Arguably Arsenal's best performance since they beat Cardiff in November, Arsène Wenger heralded a "well controlled" win, but talk inevitably turned to German Serge Gnabry, only 18, who shone on only his eighth appearance of the season.

"He had some good games, maybe not at home, but he played well at Swansea and Crystal Palace and today he showed his quality," Wenger admitted. "He had a very good game.

"He's a very young boy and has the quality. He's very bright and has a very good football brain. I'm a strong believer in Serge Gnabry because I integrated him last year at the beginning of the season, but let's not make superstars with one game. The top level is consistency but the ingredients are there. He has to show he can turn up with these kinds of performances every game."
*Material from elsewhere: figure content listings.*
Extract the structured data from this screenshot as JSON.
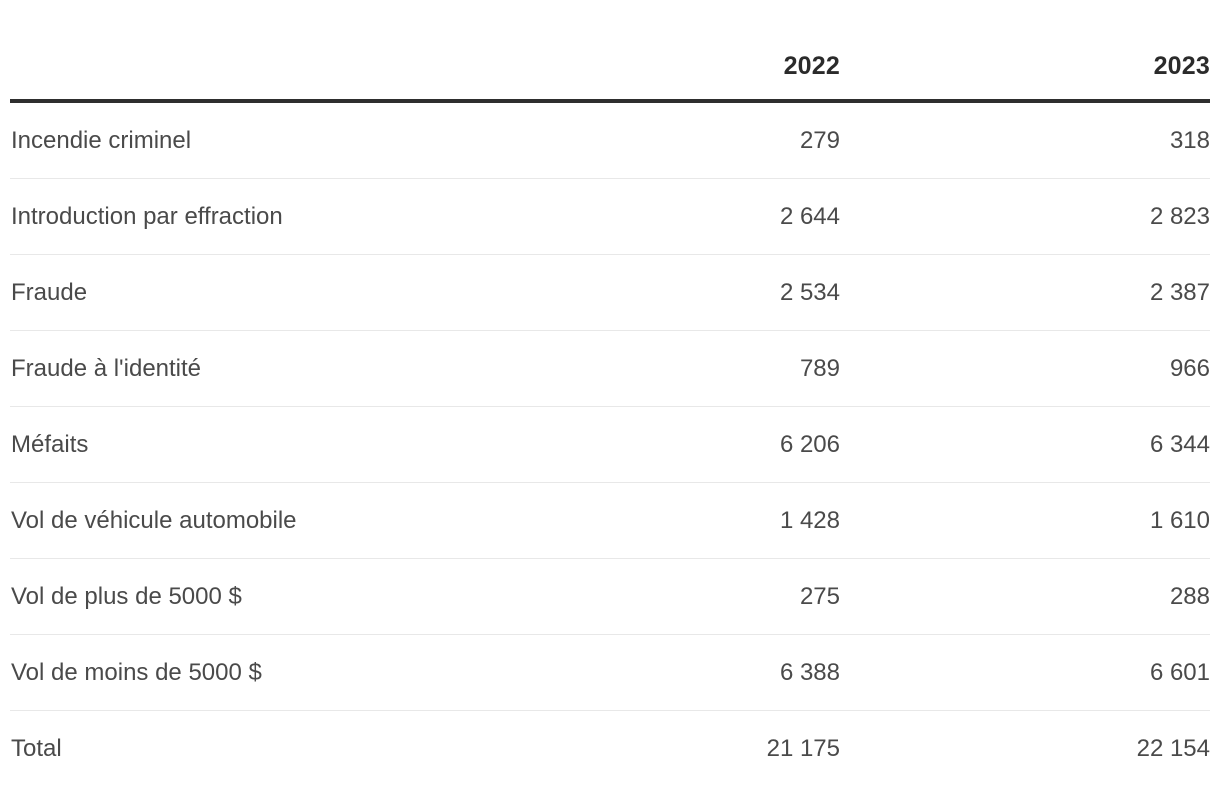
{
  "table": {
    "columns": [
      "",
      "2022",
      "2023"
    ],
    "rows": [
      {
        "label": "Incendie criminel",
        "values": [
          "279",
          "318"
        ]
      },
      {
        "label": "Introduction par effraction",
        "values": [
          "2 644",
          "2 823"
        ]
      },
      {
        "label": "Fraude",
        "values": [
          "2 534",
          "2 387"
        ]
      },
      {
        "label": "Fraude à l'identité",
        "values": [
          "789",
          "966"
        ]
      },
      {
        "label": "Méfaits",
        "values": [
          "6 206",
          "6 344"
        ]
      },
      {
        "label": "Vol de véhicule automobile",
        "values": [
          "1 428",
          "1 610"
        ]
      },
      {
        "label": "Vol de plus de 5000 $",
        "values": [
          "275",
          "288"
        ]
      },
      {
        "label": "Vol de moins de 5000 $",
        "values": [
          "6 388",
          "6 601"
        ]
      },
      {
        "label": "Total",
        "values": [
          "21 175",
          "22 154"
        ]
      }
    ]
  },
  "chart_data": {
    "type": "table",
    "title": "",
    "categories": [
      "Incendie criminel",
      "Introduction par effraction",
      "Fraude",
      "Fraude à l'identité",
      "Méfaits",
      "Vol de véhicule automobile",
      "Vol de plus de 5000 $",
      "Vol de moins de 5000 $",
      "Total"
    ],
    "series": [
      {
        "name": "2022",
        "values": [
          279,
          2644,
          2534,
          789,
          6206,
          1428,
          275,
          6388,
          21175
        ]
      },
      {
        "name": "2023",
        "values": [
          318,
          2823,
          2387,
          966,
          6344,
          1610,
          288,
          6601,
          22154
        ]
      }
    ],
    "number_format": "space-separated thousands (fr-CA)"
  },
  "colors": {
    "background": "#ffffff",
    "header_text": "#2b2b2b",
    "body_text": "#4a4a4a",
    "header_rule": "#2e2e2e",
    "row_separator": "#e8e8e8"
  }
}
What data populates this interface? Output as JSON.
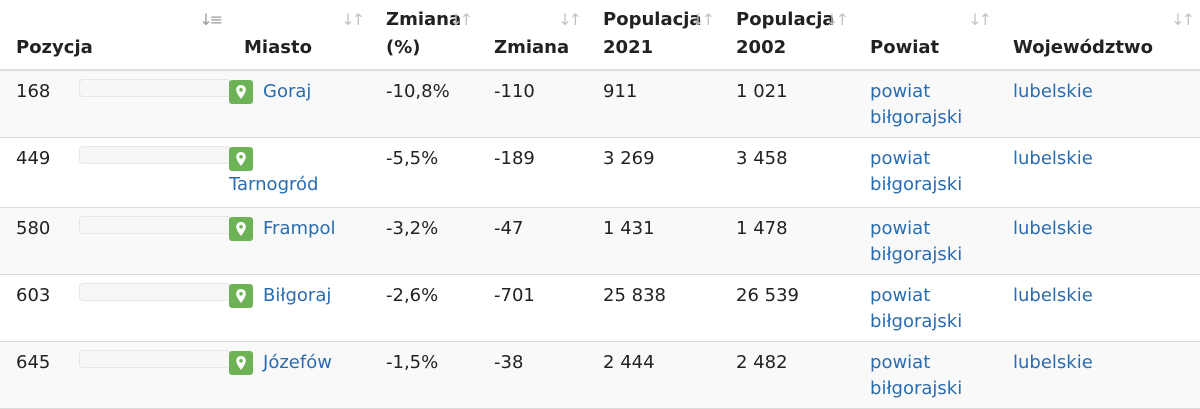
{
  "headers": {
    "pozycja": "Pozycja",
    "miasto": "Miasto",
    "zmiana_pct_1": "Zmiana",
    "zmiana_pct_2": "(%)",
    "zmiana": "Zmiana",
    "pop2021_1": "Populacja",
    "pop2021_2": "2021",
    "pop2002_1": "Populacja",
    "pop2002_2": "2002",
    "powiat": "Powiat",
    "wojewodztwo": "Województwo"
  },
  "icons": {
    "sort": "sort-icon",
    "sort_active": "sort-numeric-icon",
    "pin": "map-pin-icon"
  },
  "colors": {
    "link": "#2a6cb0",
    "pin": "#6db356"
  },
  "rows": [
    {
      "pos": "168",
      "city": "Goraj",
      "pct": "-10,8%",
      "change": "-110",
      "p2021": "911",
      "p2002": "1 021",
      "powiat": "powiat biłgorajski",
      "woj": "lubelskie"
    },
    {
      "pos": "449",
      "city": "Tarnogród",
      "pct": "-5,5%",
      "change": "-189",
      "p2021": "3 269",
      "p2002": "3 458",
      "powiat": "powiat biłgorajski",
      "woj": "lubelskie"
    },
    {
      "pos": "580",
      "city": "Frampol",
      "pct": "-3,2%",
      "change": "-47",
      "p2021": "1 431",
      "p2002": "1 478",
      "powiat": "powiat biłgorajski",
      "woj": "lubelskie"
    },
    {
      "pos": "603",
      "city": "Biłgoraj",
      "pct": "-2,6%",
      "change": "-701",
      "p2021": "25 838",
      "p2002": "26 539",
      "powiat": "powiat biłgorajski",
      "woj": "lubelskie"
    },
    {
      "pos": "645",
      "city": "Józefów",
      "pct": "-1,5%",
      "change": "-38",
      "p2021": "2 444",
      "p2002": "2 482",
      "powiat": "powiat biłgorajski",
      "woj": "lubelskie"
    }
  ]
}
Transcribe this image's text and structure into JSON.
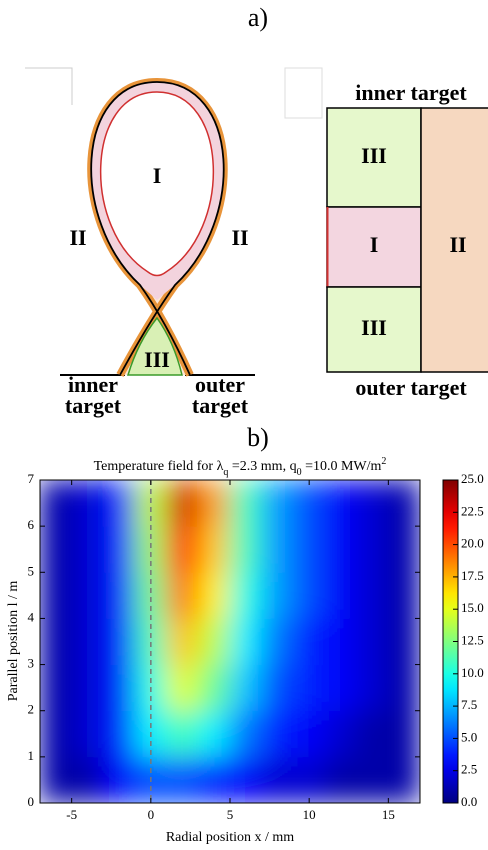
{
  "panel_a": {
    "label": "a)",
    "cross_section": {
      "regions": {
        "core": "I",
        "sol_left": "II",
        "sol_right": "II",
        "private": "III"
      },
      "inner_target": [
        "inner",
        "target"
      ],
      "outer_target": [
        "outer",
        "target"
      ]
    },
    "schematic": {
      "top": "inner target",
      "bottom": "outer target",
      "regions": {
        "upper": "III",
        "middle": "I",
        "lower": "III",
        "side": "II"
      }
    }
  },
  "panel_b": {
    "label": "b)"
  },
  "chart_data": {
    "type": "heatmap",
    "title": [
      "Temperature field for λ",
      "q",
      " =2.3 mm, q",
      "0",
      " =10.0 MW/m",
      "2"
    ],
    "x_label": "Radial position x / mm",
    "y_label": "Parallel position l / m",
    "xbins": [
      -7,
      -5,
      -3,
      -1,
      1,
      3,
      5,
      7,
      9,
      11,
      13,
      15,
      17
    ],
    "ybins": [
      0,
      1,
      2,
      3,
      4,
      5,
      6,
      7
    ],
    "values": [
      [
        1,
        1,
        3,
        5,
        5,
        4,
        3,
        2,
        2,
        1,
        1,
        1
      ],
      [
        1,
        2,
        4,
        9,
        11,
        9,
        6,
        4,
        3,
        2,
        1,
        1
      ],
      [
        1,
        2,
        4,
        10,
        15,
        12,
        8,
        5,
        4,
        3,
        2,
        1
      ],
      [
        1,
        2,
        4,
        11,
        17,
        14,
        9,
        6,
        4,
        3,
        2,
        1
      ],
      [
        1,
        2,
        4,
        12,
        19,
        16,
        10,
        7,
        5,
        3,
        2,
        1
      ],
      [
        1,
        2,
        4,
        13,
        21,
        17,
        11,
        7,
        5,
        3,
        2,
        1
      ],
      [
        1,
        2,
        4,
        14,
        23,
        18,
        11,
        7,
        5,
        3,
        2,
        1
      ]
    ],
    "xlim": [
      -7,
      17
    ],
    "xticks": [
      -5,
      0,
      5,
      10,
      15
    ],
    "ylim": [
      0,
      7
    ],
    "yticks": [
      0,
      1,
      2,
      3,
      4,
      5,
      6,
      7
    ],
    "clim": [
      0,
      25
    ],
    "colormap": "jet",
    "cticks": [
      {
        "value": 0,
        "label": "0.0"
      },
      {
        "value": 2.5,
        "label": "2.5"
      },
      {
        "value": 5,
        "label": "5.0"
      },
      {
        "value": 7.5,
        "label": "7.5"
      },
      {
        "value": 10,
        "label": "10.0"
      },
      {
        "value": 12.5,
        "label": "12.5"
      },
      {
        "value": 15,
        "label": "15.0"
      },
      {
        "value": 17.5,
        "label": "17.5"
      },
      {
        "value": 20,
        "label": "20.0"
      },
      {
        "value": 22.5,
        "label": "22.5"
      },
      {
        "value": 25,
        "label": "25.0"
      }
    ],
    "reference_line_x": 0
  }
}
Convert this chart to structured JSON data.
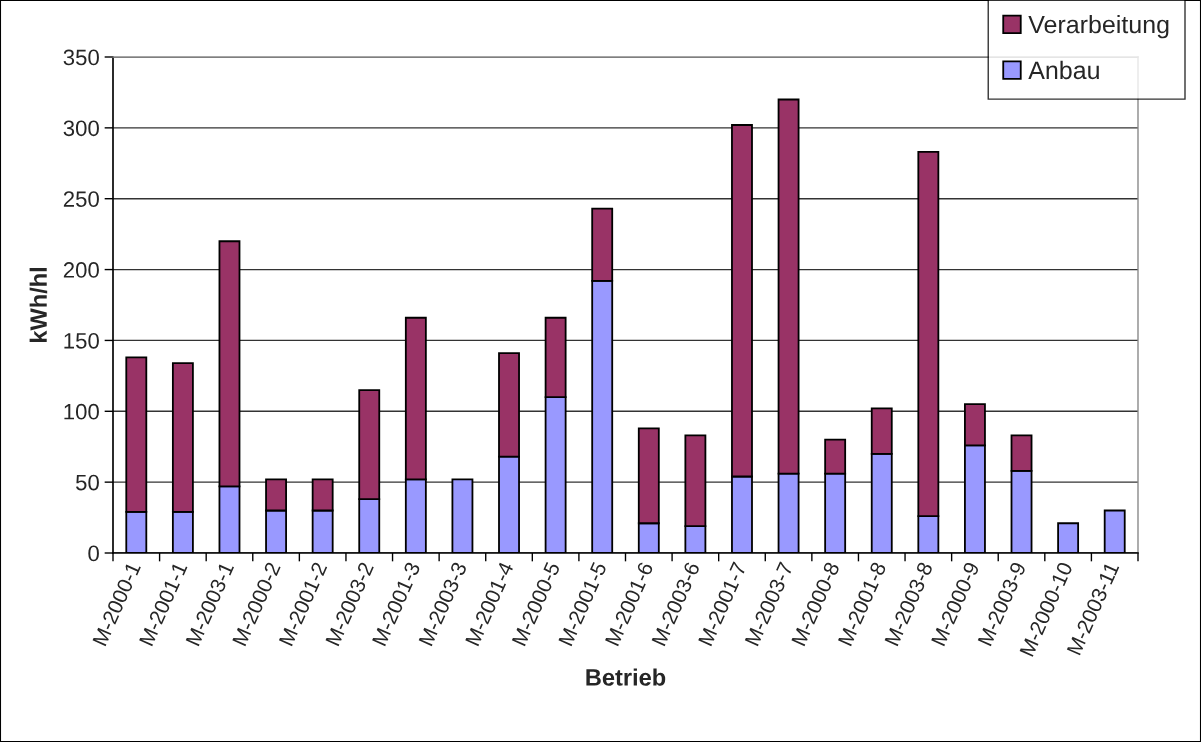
{
  "chart_data": {
    "type": "bar",
    "stacked": true,
    "xlabel": "Betrieb",
    "ylabel": "kWh/hl",
    "categories": [
      "M-2000-1",
      "M-2001-1",
      "M-2003-1",
      "M-2000-2",
      "M-2001-2",
      "M-2003-2",
      "M-2001-3",
      "M-2003-3",
      "M-2001-4",
      "M-2000-5",
      "M-2001-5",
      "M-2001-6",
      "M-2003-6",
      "M-2001-7",
      "M-2003-7",
      "M-2000-8",
      "M-2001-8",
      "M-2003-8",
      "M-2000-9",
      "M-2003-9",
      "M-2000-10",
      "M-2003-11"
    ],
    "series": [
      {
        "name": "Anbau",
        "color": "#9999ff",
        "values": [
          29,
          29,
          47,
          30,
          30,
          38,
          52,
          52,
          68,
          110,
          192,
          21,
          19,
          54,
          56,
          56,
          70,
          26,
          76,
          58,
          21,
          30
        ]
      },
      {
        "name": "Verarbeitung",
        "color": "#993366",
        "values": [
          109,
          105,
          173,
          22,
          22,
          77,
          114,
          null,
          73,
          56,
          51,
          67,
          64,
          248,
          264,
          24,
          32,
          257,
          29,
          25,
          null,
          null
        ]
      }
    ],
    "ylim": [
      0,
      350
    ],
    "yticks": [
      0,
      50,
      100,
      150,
      200,
      250,
      300,
      350
    ],
    "grid": "y",
    "legend": "top right"
  }
}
Theo Walcott's "2-0" gesture in front of apoplectic Tottenham fans, who hurled missiles at him, was dismissed as "maybe a bit of banter" by Sherwood, while Wenger suggested it "what he did was not offensive... It doesn't even look aggressive, he's smiling" and said he should not be charged by the Football Association.

"The doctor said to me the coins had been raining over his head and they had to protect him, so maybe that's why he did that."

Wenger said Walcott came off with a knee problem, but does not know "whether it was a stretched ligament or a kick". Nicklas Bendtner is out for a month.